One leader in British education thinks the Millennials are not as easy to teach as children of even 10 years ago. From "Generation Y children are 'harder to teach'" (The Independent - UK):
Youngsters live in a world dominated by reality television and celebrities "where success appears to come instantly and without any real effort", John Dunford, the general secretary of the Association of School and College Leaders, which represents secondary school heads, told his annual conference in London. "It is difficult for teachers to compete," he added. "Success in learning just doesn't come fast enough."
Click to read the rest. Another article on the same topic: "Internet generation 'expects instant results'" (Daily Mail); both articles are based on the same talk given by Dr. John Dunford from which the above quote came.

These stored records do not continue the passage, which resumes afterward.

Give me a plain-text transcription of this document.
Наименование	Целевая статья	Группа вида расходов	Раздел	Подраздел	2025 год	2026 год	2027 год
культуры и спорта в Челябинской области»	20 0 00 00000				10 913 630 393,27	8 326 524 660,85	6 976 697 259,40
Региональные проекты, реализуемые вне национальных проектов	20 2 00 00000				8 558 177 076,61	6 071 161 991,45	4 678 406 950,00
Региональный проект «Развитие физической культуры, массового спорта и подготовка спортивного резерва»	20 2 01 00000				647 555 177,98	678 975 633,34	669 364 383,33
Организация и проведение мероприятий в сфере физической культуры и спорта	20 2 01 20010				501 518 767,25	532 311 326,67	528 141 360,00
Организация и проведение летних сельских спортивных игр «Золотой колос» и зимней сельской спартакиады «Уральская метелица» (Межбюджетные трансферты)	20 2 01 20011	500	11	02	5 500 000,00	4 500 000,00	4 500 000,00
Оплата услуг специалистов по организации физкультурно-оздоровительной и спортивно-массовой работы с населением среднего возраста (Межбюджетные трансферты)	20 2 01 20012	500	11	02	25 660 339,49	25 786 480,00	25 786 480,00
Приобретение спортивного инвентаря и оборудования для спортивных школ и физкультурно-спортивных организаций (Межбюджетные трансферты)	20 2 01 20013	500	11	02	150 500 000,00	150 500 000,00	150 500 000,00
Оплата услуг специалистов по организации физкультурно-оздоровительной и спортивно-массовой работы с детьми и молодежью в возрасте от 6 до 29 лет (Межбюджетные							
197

In addition to the school challenges they present, the complaints about how this group perform as employees are numerous and loud. But, even though they are likely the most high-maintenance generation in the workplace, they can be managed once you understand how they differ from what came before them. For example, the successful employer knows that the Gen-Y-specific orientation is critical to their performing well on the job. Yes, managing them requires effort, but that management is not as difficult as some would have you believe.
Note: I am often asked when the Millennials were born. The dates vary depending upon which analyst or expert to whom you listen. Having listened to many, I say the cohort are those born from roughly 1980 through 2001.